Unanswered Questions
How does this technology impact battery life in user equipment?
The patent application does not provide information on the potential impact of this technology on the battery life of user equipment. It would be interesting to know if the decision-making process for transmitting PUSCH messages affects power consumption and battery longevity in mobile devices.
What are the implications of refraining from transmitting one of the PUSCH messages on overall network performance?

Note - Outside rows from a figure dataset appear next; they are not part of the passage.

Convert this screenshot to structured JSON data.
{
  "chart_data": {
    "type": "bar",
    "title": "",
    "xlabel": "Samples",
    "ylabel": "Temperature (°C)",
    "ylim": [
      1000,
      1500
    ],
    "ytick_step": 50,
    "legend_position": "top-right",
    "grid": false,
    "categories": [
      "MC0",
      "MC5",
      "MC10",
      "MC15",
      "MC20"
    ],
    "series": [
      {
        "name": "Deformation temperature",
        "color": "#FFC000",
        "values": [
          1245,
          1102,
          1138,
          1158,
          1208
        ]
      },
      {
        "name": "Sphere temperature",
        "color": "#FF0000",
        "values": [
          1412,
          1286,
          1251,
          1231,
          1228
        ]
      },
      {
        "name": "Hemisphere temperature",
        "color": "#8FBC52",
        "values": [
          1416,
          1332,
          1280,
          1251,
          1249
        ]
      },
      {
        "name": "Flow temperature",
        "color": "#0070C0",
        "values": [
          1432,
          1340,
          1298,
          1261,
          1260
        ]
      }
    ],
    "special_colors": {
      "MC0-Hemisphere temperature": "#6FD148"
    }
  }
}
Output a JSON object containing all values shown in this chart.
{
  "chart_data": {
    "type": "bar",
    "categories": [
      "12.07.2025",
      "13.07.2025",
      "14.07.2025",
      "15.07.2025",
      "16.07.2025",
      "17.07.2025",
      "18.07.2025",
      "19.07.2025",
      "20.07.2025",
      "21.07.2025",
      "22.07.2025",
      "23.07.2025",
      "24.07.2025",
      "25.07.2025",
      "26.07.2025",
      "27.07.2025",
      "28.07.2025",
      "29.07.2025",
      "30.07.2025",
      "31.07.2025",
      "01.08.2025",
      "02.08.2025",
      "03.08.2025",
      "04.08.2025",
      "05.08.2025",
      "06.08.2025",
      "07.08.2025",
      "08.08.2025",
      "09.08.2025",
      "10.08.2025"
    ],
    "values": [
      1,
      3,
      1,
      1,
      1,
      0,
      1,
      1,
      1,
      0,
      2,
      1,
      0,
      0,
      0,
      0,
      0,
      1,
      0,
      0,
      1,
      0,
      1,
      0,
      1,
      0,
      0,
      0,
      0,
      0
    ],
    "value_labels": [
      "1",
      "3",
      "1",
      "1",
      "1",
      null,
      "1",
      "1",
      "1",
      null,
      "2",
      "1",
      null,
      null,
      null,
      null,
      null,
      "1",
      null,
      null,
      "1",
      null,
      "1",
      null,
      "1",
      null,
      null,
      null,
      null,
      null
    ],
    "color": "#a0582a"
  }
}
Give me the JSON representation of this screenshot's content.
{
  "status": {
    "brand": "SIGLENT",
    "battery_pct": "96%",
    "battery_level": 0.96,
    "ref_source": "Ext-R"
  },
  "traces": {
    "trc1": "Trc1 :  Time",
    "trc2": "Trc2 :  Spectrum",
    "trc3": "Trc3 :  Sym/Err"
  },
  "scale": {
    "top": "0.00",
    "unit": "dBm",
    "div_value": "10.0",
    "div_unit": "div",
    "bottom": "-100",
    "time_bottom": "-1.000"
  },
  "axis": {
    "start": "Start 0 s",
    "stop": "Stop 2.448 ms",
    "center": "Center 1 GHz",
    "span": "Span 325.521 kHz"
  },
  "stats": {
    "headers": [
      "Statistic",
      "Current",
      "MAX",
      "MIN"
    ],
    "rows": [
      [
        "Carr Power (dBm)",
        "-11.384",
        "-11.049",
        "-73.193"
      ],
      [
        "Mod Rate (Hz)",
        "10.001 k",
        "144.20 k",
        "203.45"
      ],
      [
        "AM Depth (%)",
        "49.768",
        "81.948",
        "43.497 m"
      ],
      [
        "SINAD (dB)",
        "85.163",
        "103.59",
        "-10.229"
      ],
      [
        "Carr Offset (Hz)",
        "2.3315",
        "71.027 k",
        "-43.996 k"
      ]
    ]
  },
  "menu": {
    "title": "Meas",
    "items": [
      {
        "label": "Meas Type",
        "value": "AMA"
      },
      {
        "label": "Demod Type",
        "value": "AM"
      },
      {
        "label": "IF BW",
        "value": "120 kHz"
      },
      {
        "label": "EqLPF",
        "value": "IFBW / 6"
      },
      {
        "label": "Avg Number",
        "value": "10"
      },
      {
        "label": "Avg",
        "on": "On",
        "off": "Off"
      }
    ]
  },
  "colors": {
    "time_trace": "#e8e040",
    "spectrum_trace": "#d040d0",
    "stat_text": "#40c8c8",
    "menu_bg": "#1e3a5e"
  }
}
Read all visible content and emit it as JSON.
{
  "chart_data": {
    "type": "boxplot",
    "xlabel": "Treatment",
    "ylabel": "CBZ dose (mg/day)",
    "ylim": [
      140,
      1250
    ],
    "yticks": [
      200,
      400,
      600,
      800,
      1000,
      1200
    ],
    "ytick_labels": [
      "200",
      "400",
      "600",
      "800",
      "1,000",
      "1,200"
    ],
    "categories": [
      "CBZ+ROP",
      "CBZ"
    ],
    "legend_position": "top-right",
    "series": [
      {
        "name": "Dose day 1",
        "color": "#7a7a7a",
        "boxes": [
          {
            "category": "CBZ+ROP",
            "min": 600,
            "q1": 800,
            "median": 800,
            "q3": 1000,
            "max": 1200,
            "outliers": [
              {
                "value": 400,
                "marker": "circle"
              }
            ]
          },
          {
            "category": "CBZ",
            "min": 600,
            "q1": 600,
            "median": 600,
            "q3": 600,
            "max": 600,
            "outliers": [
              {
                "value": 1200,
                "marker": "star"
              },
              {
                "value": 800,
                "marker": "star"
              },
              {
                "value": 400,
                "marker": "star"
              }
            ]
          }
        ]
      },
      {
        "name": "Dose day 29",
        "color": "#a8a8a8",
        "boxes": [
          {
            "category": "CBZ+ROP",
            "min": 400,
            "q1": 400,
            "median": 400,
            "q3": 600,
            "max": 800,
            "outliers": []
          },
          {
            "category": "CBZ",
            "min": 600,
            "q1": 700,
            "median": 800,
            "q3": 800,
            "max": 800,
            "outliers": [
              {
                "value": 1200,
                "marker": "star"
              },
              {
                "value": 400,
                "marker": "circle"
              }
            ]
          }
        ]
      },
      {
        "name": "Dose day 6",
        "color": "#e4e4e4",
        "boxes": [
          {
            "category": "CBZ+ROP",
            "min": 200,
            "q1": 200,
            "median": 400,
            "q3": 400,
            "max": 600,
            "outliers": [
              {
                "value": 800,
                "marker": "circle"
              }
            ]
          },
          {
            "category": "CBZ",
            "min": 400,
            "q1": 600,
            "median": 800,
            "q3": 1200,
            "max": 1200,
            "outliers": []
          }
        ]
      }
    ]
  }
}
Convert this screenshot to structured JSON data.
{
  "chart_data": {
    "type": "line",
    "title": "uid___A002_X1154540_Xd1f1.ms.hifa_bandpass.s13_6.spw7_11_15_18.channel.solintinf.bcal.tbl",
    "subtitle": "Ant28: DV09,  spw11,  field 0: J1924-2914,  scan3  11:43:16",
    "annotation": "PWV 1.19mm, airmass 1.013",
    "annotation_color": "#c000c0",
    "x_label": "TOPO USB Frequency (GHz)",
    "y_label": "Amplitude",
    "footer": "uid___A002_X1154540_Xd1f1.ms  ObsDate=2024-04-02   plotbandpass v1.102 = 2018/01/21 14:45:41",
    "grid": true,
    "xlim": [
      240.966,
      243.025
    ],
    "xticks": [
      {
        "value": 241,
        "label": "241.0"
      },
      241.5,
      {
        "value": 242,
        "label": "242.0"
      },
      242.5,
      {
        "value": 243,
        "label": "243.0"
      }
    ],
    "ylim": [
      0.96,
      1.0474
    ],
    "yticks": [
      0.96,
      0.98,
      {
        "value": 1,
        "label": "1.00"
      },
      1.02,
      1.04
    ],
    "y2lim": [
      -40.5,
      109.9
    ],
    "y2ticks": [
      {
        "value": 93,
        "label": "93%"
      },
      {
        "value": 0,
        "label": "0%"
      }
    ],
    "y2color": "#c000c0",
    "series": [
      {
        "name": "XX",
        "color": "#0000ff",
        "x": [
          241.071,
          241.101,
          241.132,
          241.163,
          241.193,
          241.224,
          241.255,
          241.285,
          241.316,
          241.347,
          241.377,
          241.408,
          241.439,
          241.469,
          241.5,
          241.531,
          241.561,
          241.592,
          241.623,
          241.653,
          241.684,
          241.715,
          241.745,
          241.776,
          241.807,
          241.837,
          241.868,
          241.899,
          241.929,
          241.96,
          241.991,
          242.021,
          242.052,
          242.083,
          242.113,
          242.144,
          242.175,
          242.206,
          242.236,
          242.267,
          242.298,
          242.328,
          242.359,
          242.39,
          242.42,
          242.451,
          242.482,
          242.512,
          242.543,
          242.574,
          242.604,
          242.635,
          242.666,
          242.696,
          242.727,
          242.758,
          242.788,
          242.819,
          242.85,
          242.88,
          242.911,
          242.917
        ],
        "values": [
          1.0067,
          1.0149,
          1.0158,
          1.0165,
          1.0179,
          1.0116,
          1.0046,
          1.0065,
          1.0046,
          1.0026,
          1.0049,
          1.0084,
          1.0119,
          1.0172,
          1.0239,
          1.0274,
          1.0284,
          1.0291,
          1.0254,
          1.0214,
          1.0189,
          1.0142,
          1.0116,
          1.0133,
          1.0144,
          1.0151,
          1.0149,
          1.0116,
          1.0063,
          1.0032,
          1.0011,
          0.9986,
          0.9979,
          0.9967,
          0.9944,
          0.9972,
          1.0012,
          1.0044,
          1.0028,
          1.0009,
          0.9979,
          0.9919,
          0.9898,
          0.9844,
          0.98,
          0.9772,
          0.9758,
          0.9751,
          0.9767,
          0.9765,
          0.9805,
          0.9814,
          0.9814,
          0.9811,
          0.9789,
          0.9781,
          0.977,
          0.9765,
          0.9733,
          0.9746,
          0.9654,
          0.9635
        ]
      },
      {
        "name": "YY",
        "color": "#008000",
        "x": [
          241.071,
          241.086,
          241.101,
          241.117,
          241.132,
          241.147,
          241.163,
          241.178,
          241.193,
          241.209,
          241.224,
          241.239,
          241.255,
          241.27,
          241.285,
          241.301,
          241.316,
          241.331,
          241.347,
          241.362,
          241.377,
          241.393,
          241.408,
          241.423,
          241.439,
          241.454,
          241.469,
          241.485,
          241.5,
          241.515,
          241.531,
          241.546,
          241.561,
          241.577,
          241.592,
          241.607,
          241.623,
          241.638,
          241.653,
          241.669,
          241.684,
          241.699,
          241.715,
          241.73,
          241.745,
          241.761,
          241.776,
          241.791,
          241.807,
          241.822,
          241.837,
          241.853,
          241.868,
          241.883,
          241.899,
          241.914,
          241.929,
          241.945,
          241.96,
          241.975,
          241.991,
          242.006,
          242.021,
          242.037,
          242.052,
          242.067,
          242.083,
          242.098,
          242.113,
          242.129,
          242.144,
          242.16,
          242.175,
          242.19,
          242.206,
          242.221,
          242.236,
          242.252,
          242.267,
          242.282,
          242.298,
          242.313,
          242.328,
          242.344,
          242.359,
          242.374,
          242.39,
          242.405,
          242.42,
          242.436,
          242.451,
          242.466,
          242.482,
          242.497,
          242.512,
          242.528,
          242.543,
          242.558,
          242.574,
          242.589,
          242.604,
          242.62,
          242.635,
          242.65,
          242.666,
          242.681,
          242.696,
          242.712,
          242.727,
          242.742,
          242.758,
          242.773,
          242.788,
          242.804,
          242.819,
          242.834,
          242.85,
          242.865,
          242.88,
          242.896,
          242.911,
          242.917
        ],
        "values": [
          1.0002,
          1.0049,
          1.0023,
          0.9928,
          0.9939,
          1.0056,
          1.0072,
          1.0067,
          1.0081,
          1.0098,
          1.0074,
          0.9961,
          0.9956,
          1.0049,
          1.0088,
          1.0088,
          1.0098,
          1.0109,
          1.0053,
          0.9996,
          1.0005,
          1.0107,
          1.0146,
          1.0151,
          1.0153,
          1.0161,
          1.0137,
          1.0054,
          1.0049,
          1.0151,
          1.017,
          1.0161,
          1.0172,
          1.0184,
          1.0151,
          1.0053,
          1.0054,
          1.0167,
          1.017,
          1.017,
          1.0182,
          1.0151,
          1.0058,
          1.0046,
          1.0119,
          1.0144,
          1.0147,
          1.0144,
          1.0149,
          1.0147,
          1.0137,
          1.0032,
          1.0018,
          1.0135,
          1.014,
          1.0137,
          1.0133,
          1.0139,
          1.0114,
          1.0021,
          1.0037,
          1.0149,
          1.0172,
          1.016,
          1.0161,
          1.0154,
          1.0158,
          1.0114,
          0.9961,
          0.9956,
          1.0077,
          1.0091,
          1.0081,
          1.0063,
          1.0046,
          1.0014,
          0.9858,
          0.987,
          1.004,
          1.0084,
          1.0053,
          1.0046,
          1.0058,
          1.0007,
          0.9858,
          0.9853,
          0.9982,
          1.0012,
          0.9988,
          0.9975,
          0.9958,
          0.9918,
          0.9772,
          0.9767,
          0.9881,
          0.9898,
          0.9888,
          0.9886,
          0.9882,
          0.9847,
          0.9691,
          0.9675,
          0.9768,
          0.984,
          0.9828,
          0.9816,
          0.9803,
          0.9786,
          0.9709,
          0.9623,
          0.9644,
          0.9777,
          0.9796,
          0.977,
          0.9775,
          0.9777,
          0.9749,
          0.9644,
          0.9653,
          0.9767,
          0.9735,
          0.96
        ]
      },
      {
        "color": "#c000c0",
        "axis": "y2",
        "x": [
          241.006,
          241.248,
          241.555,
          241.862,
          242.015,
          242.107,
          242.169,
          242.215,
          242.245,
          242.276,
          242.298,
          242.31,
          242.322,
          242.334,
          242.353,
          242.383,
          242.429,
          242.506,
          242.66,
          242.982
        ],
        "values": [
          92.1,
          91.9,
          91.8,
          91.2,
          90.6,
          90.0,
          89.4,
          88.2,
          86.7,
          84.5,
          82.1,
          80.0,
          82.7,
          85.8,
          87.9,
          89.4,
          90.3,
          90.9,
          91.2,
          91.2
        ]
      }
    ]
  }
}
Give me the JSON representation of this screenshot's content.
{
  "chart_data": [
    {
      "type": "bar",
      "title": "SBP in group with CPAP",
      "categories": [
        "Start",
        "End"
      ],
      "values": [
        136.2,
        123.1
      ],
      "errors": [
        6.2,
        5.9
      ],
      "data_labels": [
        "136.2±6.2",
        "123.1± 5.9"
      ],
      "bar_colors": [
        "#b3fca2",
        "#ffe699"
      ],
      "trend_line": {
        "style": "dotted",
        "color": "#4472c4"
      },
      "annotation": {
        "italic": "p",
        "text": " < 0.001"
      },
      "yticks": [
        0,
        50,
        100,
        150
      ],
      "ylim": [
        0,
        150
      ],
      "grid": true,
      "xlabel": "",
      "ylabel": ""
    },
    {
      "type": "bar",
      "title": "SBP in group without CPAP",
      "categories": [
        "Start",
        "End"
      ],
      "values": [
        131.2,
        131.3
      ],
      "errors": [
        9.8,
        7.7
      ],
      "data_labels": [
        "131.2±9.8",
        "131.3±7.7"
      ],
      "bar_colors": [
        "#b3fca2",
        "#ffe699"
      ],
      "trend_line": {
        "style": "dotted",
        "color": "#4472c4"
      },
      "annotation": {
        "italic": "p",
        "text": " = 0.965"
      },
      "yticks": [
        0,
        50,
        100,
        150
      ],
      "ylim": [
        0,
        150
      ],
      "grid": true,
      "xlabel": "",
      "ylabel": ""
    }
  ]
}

The patent application does not delve into the potential consequences of the UE choosing not to transmit one of the scheduled PUSCH messages. Understanding how this decision may impact network efficiency, latency, and data throughput could provide valuable insights into the technology's practical implications.
Original Abstract Submitted
Methods, systems, and devices for wireless communications are described. A user equipment (UE) may receive one or more control messages from a network entity scheduling a first and second physical uplink shared channel (PUSCH) messages that overlap at least partially in the time domain. For example, the UE may receive a first control message indicating a set of first PUSCH messages associated with a first rank value and a first quantity of ports and a second control message indicating a second PUSCH message associated with a second rank value and a second quantity of ports. In cases that transmitting both the first and second PUSCH messages exceeds a threshold rank value or a threshold quantity of ports, the UE may refrain from transmitting one of the first or second PUSCH messages.